GWEN IFILL: Lawmakers in Iraq have again delayed voting on a new president. They agreed today to put off a decision until tomorrow, after the Kurdish political bloc asked for more time. At least 95 candidates are running. Meanwhile, the Islamic State group claimed responsibility for an overnight suicide bombing that killed 31 people at a checkpoint in Baghdad.
JUDY WOODRUFF: In Indonesia, a former general who lost the presidential election now plans to challenge the results in the nation’s highest court. His campaign alleges widespread fraud in the voting, although election observers have said that it was generally free and fair. Election officials declared Jakarta governor Joko Widodo the winner yesterday.
GWEN IFILL: The Costa Concordia cruise liner began its final voyage today, more than two years after it capsized off an Italian island. Two tugboats pulled the ship away from the port of Giglio. It will make a slow four-day journey to the northwestern port of Genoa, home to the company that owns the vessel.
FRANCO PORCELLACCHIA, Technical Team Leader, Costa Crociere: It is difficult to describe the feeling without being too emotional. The ship is heading north at a speed of two knots. Having reached the speed in such a short time, I’m confident that the expected arrival time in Genoa falling between Saturday night and Sunday morning.
GWEN IFILL: And 32 people died when the Concordia steered too close to land and struck a reef. The captain is now on trial on charges of causing the wreck and abandoning his passengers and for multiple counts of manslaughter.
JUDY WOODRUFF: Back in this country, General Motors has issued six more safety recalls covering another 700,000 vehicles. This time, the problems range from faulty seats to turn signal failures, to problems with power steering. All told, GM has issued a record 60 recalls this year, for nearly 30 million cars and trucks.
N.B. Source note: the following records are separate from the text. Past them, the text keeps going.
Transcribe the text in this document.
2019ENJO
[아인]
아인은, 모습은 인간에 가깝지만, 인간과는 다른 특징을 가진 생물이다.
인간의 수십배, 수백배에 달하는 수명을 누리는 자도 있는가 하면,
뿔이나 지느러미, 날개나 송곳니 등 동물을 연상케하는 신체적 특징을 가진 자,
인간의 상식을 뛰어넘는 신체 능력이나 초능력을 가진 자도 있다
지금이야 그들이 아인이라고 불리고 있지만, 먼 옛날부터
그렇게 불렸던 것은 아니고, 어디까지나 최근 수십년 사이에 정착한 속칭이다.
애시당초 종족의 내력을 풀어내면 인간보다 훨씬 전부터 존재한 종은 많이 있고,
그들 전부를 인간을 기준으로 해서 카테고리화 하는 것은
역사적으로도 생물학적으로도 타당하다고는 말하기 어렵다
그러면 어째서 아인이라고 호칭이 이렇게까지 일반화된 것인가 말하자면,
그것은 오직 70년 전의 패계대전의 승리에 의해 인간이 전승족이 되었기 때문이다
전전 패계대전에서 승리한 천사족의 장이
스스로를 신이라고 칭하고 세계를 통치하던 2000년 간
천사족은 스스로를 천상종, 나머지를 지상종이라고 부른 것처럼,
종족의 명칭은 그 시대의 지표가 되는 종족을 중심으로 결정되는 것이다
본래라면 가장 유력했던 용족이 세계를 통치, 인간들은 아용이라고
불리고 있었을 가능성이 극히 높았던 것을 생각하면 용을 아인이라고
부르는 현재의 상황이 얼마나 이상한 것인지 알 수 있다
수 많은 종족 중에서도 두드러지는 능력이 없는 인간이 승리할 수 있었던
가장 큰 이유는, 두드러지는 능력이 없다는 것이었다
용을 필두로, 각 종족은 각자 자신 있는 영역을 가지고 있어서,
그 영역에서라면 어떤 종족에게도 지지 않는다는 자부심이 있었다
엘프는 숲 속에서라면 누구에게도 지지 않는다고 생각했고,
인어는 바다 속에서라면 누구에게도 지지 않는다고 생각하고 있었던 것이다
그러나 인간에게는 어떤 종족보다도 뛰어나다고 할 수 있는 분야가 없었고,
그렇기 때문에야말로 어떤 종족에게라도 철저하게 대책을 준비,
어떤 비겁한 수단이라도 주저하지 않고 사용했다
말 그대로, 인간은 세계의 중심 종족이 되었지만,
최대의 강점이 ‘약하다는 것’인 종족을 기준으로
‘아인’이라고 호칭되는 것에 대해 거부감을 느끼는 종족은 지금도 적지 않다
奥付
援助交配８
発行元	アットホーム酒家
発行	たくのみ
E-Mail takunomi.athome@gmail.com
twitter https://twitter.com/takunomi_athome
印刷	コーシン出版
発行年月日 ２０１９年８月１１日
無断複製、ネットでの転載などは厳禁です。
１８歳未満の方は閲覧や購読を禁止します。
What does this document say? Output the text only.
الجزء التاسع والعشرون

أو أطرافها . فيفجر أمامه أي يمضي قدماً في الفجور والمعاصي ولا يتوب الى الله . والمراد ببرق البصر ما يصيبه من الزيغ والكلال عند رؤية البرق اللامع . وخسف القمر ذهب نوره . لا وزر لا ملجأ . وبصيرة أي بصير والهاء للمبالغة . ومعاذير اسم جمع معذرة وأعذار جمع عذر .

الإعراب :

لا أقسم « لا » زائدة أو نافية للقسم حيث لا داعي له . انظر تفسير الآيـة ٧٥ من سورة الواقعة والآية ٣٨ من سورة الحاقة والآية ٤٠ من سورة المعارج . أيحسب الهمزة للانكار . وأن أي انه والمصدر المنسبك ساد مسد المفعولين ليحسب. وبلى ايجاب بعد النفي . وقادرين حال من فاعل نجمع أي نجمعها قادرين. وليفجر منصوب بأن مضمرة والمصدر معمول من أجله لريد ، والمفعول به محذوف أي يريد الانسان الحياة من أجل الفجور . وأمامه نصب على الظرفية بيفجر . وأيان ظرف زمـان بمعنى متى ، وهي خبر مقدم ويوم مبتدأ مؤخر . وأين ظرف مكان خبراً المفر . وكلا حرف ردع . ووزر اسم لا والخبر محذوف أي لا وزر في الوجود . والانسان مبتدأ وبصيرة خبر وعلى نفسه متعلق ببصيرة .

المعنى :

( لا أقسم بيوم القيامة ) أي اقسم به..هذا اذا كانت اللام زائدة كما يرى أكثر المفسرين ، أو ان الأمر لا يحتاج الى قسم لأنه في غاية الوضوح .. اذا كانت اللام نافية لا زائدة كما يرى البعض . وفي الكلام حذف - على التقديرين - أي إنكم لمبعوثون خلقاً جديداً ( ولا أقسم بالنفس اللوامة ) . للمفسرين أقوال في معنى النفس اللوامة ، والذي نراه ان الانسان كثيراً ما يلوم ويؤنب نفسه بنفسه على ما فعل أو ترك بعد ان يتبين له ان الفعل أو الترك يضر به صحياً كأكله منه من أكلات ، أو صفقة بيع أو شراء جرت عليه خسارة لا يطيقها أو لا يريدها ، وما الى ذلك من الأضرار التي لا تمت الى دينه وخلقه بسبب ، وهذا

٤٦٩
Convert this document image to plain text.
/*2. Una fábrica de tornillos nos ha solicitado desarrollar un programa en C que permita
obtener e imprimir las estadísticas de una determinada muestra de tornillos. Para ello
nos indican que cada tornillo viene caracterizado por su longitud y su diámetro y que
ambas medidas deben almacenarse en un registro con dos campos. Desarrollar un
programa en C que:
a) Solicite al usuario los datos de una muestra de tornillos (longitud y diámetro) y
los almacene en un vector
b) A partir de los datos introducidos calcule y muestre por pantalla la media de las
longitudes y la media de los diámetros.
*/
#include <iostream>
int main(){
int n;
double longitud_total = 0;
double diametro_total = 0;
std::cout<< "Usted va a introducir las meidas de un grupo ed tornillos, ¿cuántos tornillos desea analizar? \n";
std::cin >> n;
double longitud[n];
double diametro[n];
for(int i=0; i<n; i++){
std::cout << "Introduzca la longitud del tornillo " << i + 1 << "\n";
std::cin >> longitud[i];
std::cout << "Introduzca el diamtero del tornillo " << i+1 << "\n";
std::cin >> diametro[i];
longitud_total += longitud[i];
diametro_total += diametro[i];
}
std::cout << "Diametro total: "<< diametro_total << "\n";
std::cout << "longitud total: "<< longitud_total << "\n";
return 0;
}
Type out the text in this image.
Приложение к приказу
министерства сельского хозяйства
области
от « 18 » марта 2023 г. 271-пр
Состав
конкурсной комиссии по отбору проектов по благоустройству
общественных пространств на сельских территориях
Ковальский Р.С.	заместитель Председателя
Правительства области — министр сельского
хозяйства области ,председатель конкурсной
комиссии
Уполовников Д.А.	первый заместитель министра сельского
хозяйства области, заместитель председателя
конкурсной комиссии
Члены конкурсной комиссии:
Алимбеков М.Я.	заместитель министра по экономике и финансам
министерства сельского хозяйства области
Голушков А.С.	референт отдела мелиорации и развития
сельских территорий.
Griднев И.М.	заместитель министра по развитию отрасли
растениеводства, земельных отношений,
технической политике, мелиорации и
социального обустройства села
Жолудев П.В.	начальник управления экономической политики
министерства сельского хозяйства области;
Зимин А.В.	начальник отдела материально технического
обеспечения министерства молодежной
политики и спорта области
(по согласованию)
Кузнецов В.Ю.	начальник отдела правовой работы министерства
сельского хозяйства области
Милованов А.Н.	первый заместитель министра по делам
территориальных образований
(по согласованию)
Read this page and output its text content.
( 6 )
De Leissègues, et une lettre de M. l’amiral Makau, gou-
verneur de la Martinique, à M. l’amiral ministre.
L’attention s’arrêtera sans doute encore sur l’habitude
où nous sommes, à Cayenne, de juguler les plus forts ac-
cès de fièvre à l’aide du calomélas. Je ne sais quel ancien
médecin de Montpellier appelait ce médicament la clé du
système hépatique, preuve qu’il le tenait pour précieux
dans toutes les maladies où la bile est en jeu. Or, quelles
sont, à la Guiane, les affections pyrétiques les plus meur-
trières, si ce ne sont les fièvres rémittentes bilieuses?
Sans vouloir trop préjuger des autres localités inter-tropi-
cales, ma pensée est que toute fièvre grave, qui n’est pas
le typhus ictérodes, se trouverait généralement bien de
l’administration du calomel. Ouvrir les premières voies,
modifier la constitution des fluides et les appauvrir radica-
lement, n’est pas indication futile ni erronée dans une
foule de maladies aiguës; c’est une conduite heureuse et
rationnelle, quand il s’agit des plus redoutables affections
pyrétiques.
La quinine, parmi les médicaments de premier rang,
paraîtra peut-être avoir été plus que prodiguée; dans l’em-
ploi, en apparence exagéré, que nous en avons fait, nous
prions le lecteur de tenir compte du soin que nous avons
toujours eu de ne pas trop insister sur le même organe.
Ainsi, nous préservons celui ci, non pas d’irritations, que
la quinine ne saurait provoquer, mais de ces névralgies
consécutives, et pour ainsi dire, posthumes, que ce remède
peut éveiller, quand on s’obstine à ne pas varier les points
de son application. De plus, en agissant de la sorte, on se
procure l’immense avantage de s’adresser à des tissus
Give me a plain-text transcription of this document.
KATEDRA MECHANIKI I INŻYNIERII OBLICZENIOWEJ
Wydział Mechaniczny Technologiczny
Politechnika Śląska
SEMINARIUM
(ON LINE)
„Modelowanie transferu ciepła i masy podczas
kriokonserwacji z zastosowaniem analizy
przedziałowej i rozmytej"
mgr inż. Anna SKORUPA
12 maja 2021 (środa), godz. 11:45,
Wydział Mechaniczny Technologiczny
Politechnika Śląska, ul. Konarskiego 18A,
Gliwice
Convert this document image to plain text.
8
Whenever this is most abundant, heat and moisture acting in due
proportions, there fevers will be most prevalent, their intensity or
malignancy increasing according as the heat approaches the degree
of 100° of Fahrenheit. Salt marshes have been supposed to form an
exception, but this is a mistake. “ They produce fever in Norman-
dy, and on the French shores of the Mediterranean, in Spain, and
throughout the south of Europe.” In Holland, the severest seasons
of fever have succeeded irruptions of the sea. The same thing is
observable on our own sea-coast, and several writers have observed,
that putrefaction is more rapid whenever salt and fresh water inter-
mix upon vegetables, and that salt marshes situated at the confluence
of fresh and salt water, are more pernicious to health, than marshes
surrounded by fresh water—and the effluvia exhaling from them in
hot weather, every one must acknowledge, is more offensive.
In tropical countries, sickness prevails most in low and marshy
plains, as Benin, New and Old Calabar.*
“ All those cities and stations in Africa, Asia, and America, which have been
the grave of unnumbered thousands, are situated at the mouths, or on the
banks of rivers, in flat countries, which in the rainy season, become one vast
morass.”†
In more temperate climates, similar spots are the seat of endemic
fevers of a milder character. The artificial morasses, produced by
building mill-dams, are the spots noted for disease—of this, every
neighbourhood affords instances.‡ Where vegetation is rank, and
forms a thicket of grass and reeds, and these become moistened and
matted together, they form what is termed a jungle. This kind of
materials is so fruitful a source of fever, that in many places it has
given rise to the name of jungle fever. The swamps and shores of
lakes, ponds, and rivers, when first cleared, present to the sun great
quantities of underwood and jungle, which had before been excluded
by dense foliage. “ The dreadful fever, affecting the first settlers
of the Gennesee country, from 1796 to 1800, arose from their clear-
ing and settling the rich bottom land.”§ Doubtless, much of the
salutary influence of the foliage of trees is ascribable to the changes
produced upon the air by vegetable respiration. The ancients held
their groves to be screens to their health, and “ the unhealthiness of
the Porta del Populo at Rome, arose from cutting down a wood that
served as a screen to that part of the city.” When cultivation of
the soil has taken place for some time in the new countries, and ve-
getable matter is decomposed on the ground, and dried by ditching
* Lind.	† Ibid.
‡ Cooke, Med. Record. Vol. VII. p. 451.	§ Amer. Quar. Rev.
GWEN IFILL: Congressional investigators told House members today how they repeatedly qualified for subsidized health coverage using fake I.D.s. The Government Accountability Office said investigators succeed in 11 out of 18 attempts; they said they got around an online identity checking system by dialing government call centers instead.
Also today, a study by the Department of Health and Human Services estimated more than 10 million adults have gained coverage under the Affordable Care Act.
JUDY WOODRUFF: The anthrax incident at a government lab has now cost the lab director his job. Michael Farrell submitted his resignation today from the Centers for Disease Control and Prevention. He’d already been reassigned from a CDC facility in Atlanta that handles bioterrorism agents. Last month, that lab accidentally sent anthrax samples that were still alive to two other labs. Dozens of CDC workers were potentially exposed, but no one got sick.
GWEN IFILL: Wall Street had a mixed day after some mixed reports on corporate earnings. The Dow Jones industrial average lost nearly 27 points to close at 17,086. The Nasdaq rose 17 points to close at 4,473. And the S&P 500 added three to end at 1,987.